01/05/2026
Oggi è un’occasione per tornare a guardare il lavoro dentro le condizioni in cui lo viviamo.
Lavoriamo sempre di più e abbiamo sempre meno margini di scelta. I ritmi aumentano, mentre salari e tutele restano fermi. Non lavoriamo secondo i nostri tempi o le nostre aspirazioni, ma dentro standard che si alzano continuamente. Per restare dentro quei confini, spesso l’unica possibilità è adattarci.
Il lavoro finisce così per diventare una condizione di sopravvivenza, un equilibrio instabile tra ciò che serve per vivere e ciò che viene richiesto per poterlo fare. E quando questo equilibrio si sposta sempre più da una parte sola, lo spazio di esistenza si riduce.
Anche il profitto segue questa logica. Non sta “fuori” dal lavoro, ma si regge su di esso. Si costruisce su squilibri sempre più evidenti: da una parte chi lavora, dall’altra chi accumula. E dentro questa distanza lo sfruttamento è una conseguenza.
Ripudiamo un’idea di profitto che si regge sulle industrie delle armi e sulle guerre, su un modello fossile insostenibile e su rapporti di forza che continuano a produrre disuguaglianze tra popoli e territori.
Dentro tutto questo non esiste una condizione uguale per tuttə. Non tuttə hanno la stessa possibilità, né lo stesso privilegio, di rifiutare o sottrarsi. Questa differenza attraversa il lavoro in modo profondo.
Le persone q***r, così come le persone migranti, si trovano dentro condizioni più fragili: lavori precari, meno tutele, più ricatto. Non è solo una questione di difficoltà in più, ma di come le discriminazioni si sommano.

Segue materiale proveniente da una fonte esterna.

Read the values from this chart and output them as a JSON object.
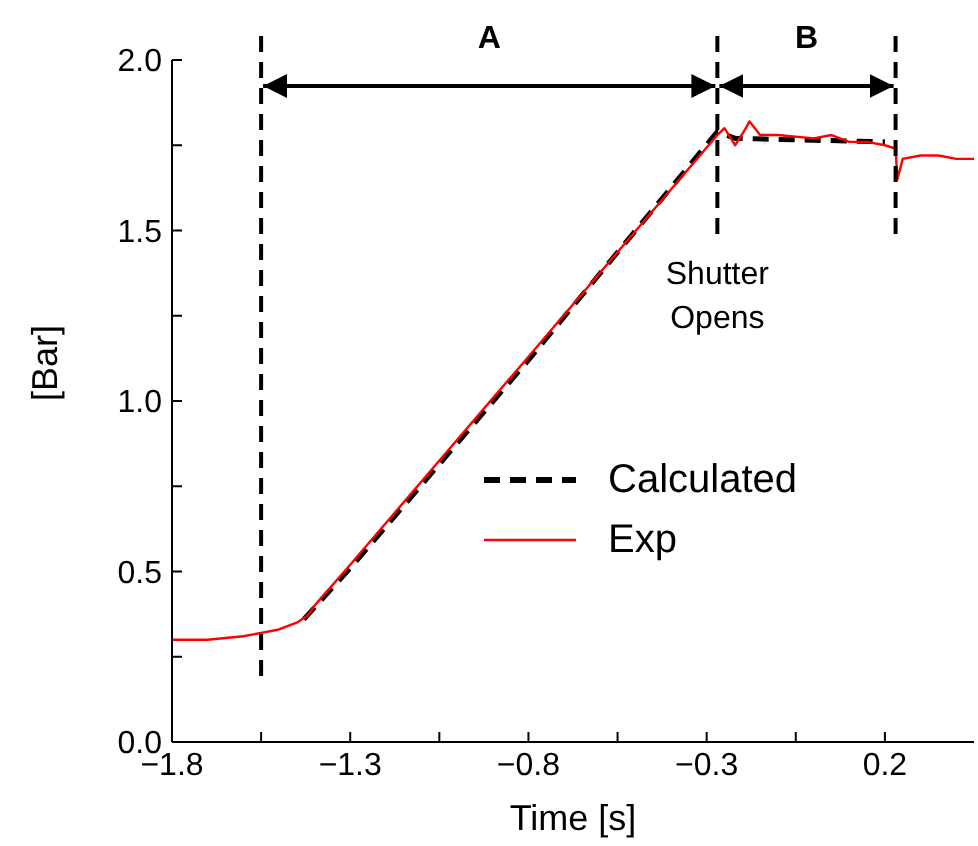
{
  "chart_data": {
    "type": "line",
    "xlabel": "Time [s]",
    "ylabel": "[Bar]",
    "xlim": [
      -1.8,
      0.45
    ],
    "ylim": [
      0,
      2
    ],
    "xticks": [
      {
        "value": -1.8,
        "label": "−1.8"
      },
      {
        "value": -1.55,
        "label": null
      },
      {
        "value": -1.3,
        "label": "−1.3"
      },
      {
        "value": -1.05,
        "label": null
      },
      {
        "value": -0.8,
        "label": "−0.8"
      },
      {
        "value": -0.55,
        "label": null
      },
      {
        "value": -0.3,
        "label": "−0.3"
      },
      {
        "value": -0.05,
        "label": null
      },
      0.2
    ],
    "yticks": [
      {
        "value": 0,
        "label": "0.0"
      },
      {
        "value": 0.25,
        "label": null
      },
      0.5,
      {
        "value": 0.75,
        "label": null
      },
      {
        "value": 1,
        "label": "1.0"
      },
      {
        "value": 1.25,
        "label": null
      },
      1.5,
      {
        "value": 1.75,
        "label": null
      },
      {
        "value": 2,
        "label": "2.0"
      }
    ],
    "series": [
      {
        "name": "Calculated",
        "color": "#000000",
        "line_style": "dashed",
        "x": [
          -1.43,
          -1.3,
          -0.8,
          -0.27,
          -0.22,
          0.2
        ],
        "values": [
          0.36,
          0.51,
          1.12,
          1.79,
          1.77,
          1.76
        ]
      },
      {
        "name": "Exp",
        "color": "#ff0000",
        "line_style": "solid",
        "x": [
          -1.8,
          -1.7,
          -1.6,
          -1.55,
          -1.5,
          -1.45,
          -1.42,
          -1.4,
          -1.3,
          -0.8,
          -0.27,
          -0.25,
          -0.22,
          -0.19,
          -0.18,
          -0.15,
          -0.1,
          0,
          0.05,
          0.1,
          0.15,
          0.2,
          0.23,
          0.235,
          0.25,
          0.3,
          0.35,
          0.4,
          0.45
        ],
        "values": [
          0.3,
          0.3,
          0.31,
          0.32,
          0.33,
          0.35,
          0.37,
          0.4,
          0.52,
          1.13,
          1.78,
          1.8,
          1.75,
          1.8,
          1.82,
          1.78,
          1.78,
          1.77,
          1.78,
          1.76,
          1.76,
          1.75,
          1.74,
          1.65,
          1.71,
          1.72,
          1.72,
          1.71,
          1.71
        ]
      }
    ],
    "ref_lines": [
      {
        "axis": "x",
        "value": -1.55,
        "line_style": "dashed",
        "color": "#000000"
      },
      {
        "axis": "x",
        "value": -0.27,
        "label": "Shutter Opens",
        "line_style": "dashed",
        "color": "#000000"
      },
      {
        "axis": "x",
        "value": 0.23,
        "line_style": "dashed",
        "color": "#000000"
      }
    ],
    "annotations": [
      "A",
      "B"
    ],
    "legend": "center right",
    "marker": "none",
    "grid": false
  }
}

Il capitalismo contemporaneo si regge tanto sulla forza quanto sull’abitudine. Riempie il tempo, lo frammenta, lo consuma, fino a renderlo difficile da riconoscere come proprio. E quando il tempo si restringe, si restringono anche le energie per opporsi.

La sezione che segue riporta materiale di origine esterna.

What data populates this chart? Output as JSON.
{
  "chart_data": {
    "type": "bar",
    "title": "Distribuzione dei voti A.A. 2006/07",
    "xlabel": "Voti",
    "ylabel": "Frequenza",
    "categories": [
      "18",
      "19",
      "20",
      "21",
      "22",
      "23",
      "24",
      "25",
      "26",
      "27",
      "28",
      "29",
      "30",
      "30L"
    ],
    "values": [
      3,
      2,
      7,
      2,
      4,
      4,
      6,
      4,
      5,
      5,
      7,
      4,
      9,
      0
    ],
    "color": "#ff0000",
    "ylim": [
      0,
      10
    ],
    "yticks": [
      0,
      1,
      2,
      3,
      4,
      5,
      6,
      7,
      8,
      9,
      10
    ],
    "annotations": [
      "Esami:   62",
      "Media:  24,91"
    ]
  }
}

Il Primo Maggio può servirci anche a questo: a riconoscere queste condizioni senza normalizzarle e a non farle passare come inevitabili, ma come qualcosa su cui organizzare comunità di resistenza.
In questi giorni, ad esempio, è emersa la notizia che Eni sponsorizzerà il concerto di Roma.
Ecco, a partire da queste dinamiche apriamo uno spazio di riflessione.